In order to take this from a proposal to a potential reality, what are the concrete steps necessary to identify the work needed to make it happen? If we can remove Elastic and Mongo as hard dependencies of the platform by the next release that would be a huge win from my perspective.
@regis - that is simply not true. ElasticSearch made it impossible to use an open source distribution of their software. So Amazon stepped in with a 100% open source solution that’s openly governed - and I applaud them for it. ElasticSearch and other startups want us to believe that they have to go the non-OSS route in order to sell product. I reject that argument. Look no further than MongoDB - AWS implemented a MongoDB API-compatible service, Document DB. And yet, Mongo has had great success selling their SaaS service. I don’t like Mongo’s own license changes, but that doesn’t change the fact that AWS is free to re-implement the Mongo API, and Mongo still has a compelling, winning product, based on focusing on the developer as customer and operational excellence.
I support this change - it puts Open edX in the position of not depending on a single vendor for a core part of the tech stack.
Hey John I’m not sure I understand your point. As far as I understand, Mongodb and Elasticsearch both distribute their software under the exact same license : the source-available SSPL. To bypass the problem caused by the Mongodb license change, AWS created an API-compatible, closed source product (DocumentDb, stuck to v4.0). I’m pretty sure that Mongodb does not see this obsolete, closed source implementation with a keen eye.
(To be honest, I find it a little ironic that edX is posing as a champion of open source software when edx.org is actually using the closed source DocumentDb implementation of Mongodb…) EDIT: this statement is factually wrong, see below Dave’s answer.
My point is that the Elasticsearch and Mongodb situations are extremely similar, and that arguments made for one should also be valid for the other.
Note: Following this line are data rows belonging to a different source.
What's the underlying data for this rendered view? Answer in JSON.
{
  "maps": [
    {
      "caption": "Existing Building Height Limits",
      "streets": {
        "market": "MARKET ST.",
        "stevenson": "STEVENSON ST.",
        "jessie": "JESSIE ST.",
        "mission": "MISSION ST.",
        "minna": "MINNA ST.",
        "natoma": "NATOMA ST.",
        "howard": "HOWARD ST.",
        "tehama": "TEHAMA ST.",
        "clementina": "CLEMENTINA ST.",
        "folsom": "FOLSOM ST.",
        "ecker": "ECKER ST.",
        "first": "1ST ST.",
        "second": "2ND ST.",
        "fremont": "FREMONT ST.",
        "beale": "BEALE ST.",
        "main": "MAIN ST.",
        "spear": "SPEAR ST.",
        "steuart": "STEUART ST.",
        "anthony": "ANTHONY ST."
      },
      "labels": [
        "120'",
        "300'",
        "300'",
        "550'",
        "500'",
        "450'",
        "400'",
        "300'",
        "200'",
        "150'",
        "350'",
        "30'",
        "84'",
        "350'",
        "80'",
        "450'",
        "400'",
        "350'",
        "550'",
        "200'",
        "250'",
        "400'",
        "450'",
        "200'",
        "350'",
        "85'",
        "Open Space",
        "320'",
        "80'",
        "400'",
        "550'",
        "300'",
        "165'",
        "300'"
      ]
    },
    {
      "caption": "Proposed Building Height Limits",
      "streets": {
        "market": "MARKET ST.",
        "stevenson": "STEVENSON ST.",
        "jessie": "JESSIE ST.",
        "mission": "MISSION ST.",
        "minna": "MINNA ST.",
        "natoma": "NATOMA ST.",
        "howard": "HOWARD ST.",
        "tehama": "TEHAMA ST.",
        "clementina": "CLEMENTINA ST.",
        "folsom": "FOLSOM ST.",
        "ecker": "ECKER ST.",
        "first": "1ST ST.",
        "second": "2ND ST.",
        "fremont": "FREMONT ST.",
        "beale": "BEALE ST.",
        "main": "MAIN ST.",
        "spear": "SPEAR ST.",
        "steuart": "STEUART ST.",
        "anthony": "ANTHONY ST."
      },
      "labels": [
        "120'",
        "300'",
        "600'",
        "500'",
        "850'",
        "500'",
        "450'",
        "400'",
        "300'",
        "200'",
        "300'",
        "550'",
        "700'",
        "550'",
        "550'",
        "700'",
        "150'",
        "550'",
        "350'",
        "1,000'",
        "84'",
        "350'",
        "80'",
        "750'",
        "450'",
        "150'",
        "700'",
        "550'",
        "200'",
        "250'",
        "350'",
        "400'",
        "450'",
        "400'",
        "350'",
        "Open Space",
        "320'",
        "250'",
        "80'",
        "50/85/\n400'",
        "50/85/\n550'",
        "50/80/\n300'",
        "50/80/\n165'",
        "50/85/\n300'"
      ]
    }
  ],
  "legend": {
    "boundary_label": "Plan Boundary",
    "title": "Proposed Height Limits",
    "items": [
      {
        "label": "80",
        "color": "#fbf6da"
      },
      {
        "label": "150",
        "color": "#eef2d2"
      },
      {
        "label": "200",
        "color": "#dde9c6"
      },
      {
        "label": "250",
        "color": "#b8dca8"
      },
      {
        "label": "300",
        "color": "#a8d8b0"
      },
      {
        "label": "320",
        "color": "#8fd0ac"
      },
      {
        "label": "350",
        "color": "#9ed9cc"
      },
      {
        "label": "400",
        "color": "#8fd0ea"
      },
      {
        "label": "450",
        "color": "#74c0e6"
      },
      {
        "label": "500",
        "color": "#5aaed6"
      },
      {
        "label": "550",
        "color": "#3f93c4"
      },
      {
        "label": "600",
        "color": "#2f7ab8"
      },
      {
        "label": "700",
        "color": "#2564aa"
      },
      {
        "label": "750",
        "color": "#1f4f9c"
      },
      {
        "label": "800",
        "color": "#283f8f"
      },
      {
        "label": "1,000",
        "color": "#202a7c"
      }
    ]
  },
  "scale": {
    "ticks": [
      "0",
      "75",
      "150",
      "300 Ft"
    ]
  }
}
I’m not going to wade into the ES/MongoDB moral arguments here, but I just wanted to briefly clarify that edX doesn’t run DocumentDB. We have our own EC2 servers running MongoDB 4.2 on Ubuntu (I logged into our AWS console just now to double check).
I would love to drop ES from the stack entirely for all the reasons you mentioned, but I was under the impression that MySQL full text search is substantially worse in terms of fetching useful results. This may not matter when the search space is relatively small (e.g. Notes), but I would be concerned about negatively impacting something like the forums search experience. Is that no longer the case?
Sorry for my incorrect assumption; I edited my post above to avoid spreading uncertainty. I was under the impression that edX uses AWS services for all of its data storage backends.
I must say that this situation makes me even more confused:
- Why is the Elasticsearch license change an issue, but not Mongodb?
- If AWS support of Elasticsearch is problematic, why not self-host an ES cluster?
I must say that I have too little experience with full text search in Mysql to offer a definitive solution. However, my opinion is that this deprecation discussion should include an evaluation of technical alternatives to Elasticsearch – including a Mysql-backed search engine.
Hello, I’m reviving this discussion because edX/2U has been doing discovery on this question in advance of the Nutmeg release.
I’ve also posted this info on the DEPR ticket: Move from Elasticsearch to OpenSearch · Issue #16 · openedx/public-engineering · GitHub
Our current decision is to switch to using OpenSearch in several use cases where we need the performance offered by ES. These are:
- edx-search (courseware search)
For other use cases, we will be removing usage of ES:
- edx-analytics-api (endpoints are deprecated entirely. See [DEPR]: Remove Learner View in Insights, Data API, and Pipeline #36)
I am proposing an updated acceptance date on this deprecation for April 18, 2022.